MP4 Is the Wrong Primitive for AI
Video files were designed for playback. AI agents need something different.
MP4 was designed in 1998. Its job is simple: pack frames and audio into a file that plays sequentially from start to finish. That’s perfect for Netflix. It’s terrible for AI.
What MP4 Gives You
An MP4 file is a container. Inside:
- Compressed video frames (H.264, H.265, etc.)
- Compressed audio tracks (AAC, MP3, etc.)
- Timing information for synchronization
- Metadata (duration, resolution, codec info)
To access any content, you:
- Decode the video stream
- Extract individual frames
- Process each frame through your model
- Repeat for every second of footage
This works for short clips. It falls apart at scale.
The Problem with Frames
Say you have a 1-hour video at 30fps. That’s 108,000 frames.
To answer “what happened at 23:45?”, your options are:
- Decode and process all 108,000 frames (expensive, slow)
- Sample frames and hope you don’t miss anything (lossy, unreliable)
- Process in real-time as the video plays (1 hour to process 1 hour)
None of these let you instantly query the content.
Compare this to a database:
SELECT * FROM meetings WHERE topic = 'pricing' AND timestamp > '23:40'
Instant. Indexed. Queryable.

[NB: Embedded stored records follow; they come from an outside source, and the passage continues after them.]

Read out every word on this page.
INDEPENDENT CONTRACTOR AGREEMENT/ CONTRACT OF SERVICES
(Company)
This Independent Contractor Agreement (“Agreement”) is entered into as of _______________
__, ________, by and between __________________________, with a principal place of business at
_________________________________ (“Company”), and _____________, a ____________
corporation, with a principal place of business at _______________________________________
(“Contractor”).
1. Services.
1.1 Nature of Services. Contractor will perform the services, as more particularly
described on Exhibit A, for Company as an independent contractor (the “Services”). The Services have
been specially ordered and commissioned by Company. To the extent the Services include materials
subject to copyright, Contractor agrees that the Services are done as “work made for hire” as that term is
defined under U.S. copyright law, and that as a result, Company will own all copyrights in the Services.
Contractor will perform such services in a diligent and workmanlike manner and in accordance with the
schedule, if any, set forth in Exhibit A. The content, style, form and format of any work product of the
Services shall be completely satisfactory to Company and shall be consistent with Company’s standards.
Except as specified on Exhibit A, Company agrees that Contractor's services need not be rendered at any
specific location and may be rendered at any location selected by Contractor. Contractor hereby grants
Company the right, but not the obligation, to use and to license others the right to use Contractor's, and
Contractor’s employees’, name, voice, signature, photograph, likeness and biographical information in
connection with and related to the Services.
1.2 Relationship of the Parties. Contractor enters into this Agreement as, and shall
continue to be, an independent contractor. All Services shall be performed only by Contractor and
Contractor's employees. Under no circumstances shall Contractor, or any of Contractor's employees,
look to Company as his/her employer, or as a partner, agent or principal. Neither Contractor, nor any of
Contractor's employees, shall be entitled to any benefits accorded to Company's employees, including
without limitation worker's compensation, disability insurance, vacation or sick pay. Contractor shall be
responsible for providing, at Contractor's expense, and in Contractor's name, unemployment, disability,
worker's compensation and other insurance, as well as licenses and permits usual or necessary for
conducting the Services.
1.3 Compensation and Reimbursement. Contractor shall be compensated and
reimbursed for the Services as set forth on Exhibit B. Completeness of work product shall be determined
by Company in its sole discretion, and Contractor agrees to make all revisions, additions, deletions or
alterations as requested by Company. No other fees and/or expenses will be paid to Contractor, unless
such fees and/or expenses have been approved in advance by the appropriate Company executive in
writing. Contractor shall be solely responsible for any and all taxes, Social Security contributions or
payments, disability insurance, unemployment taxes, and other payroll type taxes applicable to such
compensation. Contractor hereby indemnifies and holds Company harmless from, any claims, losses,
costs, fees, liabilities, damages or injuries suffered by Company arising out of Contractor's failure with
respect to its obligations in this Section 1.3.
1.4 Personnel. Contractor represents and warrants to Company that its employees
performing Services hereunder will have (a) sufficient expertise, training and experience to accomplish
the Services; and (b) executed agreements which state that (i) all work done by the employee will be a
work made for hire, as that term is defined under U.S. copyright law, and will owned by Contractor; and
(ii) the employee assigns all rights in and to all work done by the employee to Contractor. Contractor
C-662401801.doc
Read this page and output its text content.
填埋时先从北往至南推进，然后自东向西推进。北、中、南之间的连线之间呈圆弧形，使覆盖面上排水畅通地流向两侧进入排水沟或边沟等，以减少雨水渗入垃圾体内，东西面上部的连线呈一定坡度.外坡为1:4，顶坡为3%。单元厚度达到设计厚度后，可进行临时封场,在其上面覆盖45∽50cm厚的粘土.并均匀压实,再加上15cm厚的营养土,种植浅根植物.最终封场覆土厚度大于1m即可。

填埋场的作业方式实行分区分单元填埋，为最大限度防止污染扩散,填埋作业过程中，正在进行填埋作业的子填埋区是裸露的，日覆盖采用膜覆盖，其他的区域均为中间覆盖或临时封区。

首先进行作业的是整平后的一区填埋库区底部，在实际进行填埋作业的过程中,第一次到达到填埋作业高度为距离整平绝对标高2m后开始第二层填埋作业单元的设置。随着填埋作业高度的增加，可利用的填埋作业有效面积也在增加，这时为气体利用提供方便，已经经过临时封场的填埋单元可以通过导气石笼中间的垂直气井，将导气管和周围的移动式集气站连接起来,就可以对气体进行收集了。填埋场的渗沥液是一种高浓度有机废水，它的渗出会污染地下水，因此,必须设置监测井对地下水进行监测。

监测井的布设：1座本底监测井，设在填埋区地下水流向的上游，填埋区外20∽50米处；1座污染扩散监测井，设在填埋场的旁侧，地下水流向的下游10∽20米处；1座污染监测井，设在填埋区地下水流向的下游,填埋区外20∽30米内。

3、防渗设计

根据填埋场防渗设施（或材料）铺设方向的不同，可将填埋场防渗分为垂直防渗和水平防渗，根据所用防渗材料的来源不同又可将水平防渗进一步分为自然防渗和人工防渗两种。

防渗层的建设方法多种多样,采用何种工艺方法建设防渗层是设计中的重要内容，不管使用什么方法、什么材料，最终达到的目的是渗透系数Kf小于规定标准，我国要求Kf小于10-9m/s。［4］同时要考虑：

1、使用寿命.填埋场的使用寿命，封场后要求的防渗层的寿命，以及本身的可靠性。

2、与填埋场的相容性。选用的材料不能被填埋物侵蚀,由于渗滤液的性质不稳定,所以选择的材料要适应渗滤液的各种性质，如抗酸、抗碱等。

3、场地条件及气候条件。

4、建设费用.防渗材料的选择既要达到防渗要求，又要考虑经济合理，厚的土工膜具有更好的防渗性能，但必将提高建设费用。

MP4 doesn’t give you this. It gives you a blob.
What AI Actually Needs
AI agents don’t watch videos. They query them.
The questions agents ask:
- “What was said about the budget?”
- “Show me the moment the error appeared on screen”
- “When did the person enter the frame?”
- “What happened between 10:30 and 10:45?”
These are queries, not playback commands. They need:
| Capability | MP4 | What AI Needs |
|---|---|---|
| Random access by content | No | Yes |
| Semantic search | No | Yes |
| Timestamped results | Limited | Precise |
| Multi-index queries | No | Yes |
| Instant answers | No | Yes |
The Transcoding Trap
The common workaround: transcode everything.
- Extract all frames
- Run each through a vision model
- Store the descriptions in a vector database
- Query the database
This “works” but:
- Cost: Processing every frame is expensive
- Latency: Hours of processing before you can query
- Storage: Frame embeddings multiply storage costs
- Staleness: Live content can’t be pre-processed
- Loss: Descriptions lose visual fidelity
You’re converting video into text, then querying text. The video itself becomes a liability — something you keep around for playback but can’t actually use.
Indexes as the Right Primitive
What if the primitive wasn’t a file, but an index?
An index is:
- Prompt-defined — You specify what to extract
- Timestamped — Every result maps to exact moments
- Searchable — Natural language queries, instant results
- Composable — Multiple indexes on the same media
- Playable — Results link back to verifiable video
# Create an index with a prompt
index = video.index_scenes(prompt="Identify product demonstrations")
# Query it with natural language
results = video.search("demo of the new feature")
# Get timestamped, playable results
for shot in results.shots:
print(f"{shot.start}s: {shot.text}")
shot.play() # Verify by watching
The video file still exists. But you don’t interact with it directly. You interact with indexes — semantic layers that make the content queryable.
Multiple Perspectives
The power of indexes: you can create multiple on the same video.
# Same video, different questions
safety_index = video.index_scenes(prompt="Identify safety violations")
activity_index = video.index_scenes(prompt="Track person movements")
text_index = video.index_scenes(prompt="Extract on-screen text")
Each index is a different lens on the same content. Query them separately or together. Try doing that with an MP4.
Beyond Files
The same model works for live streams:
rtstream.index_visuals(prompt="Describe what user is doing")
rtstream.start_transcript()
No files, no pre-processing, no waiting. Indexes build in real-time as media flows.
The Shift
The shift from file-based to index-based video understanding changes everything.
| Old Model | New Model |
|---|---|
| File is the primitive | Index is the primitive |
| Process then query | Query without processing |
| Static, batch | Dynamic, real-time |
| One representation | Multiple perspectives |
| Playback-oriented | Query-oriented |
MP4 isn’t going away. But for AI, it’s the wrong level of abstraction.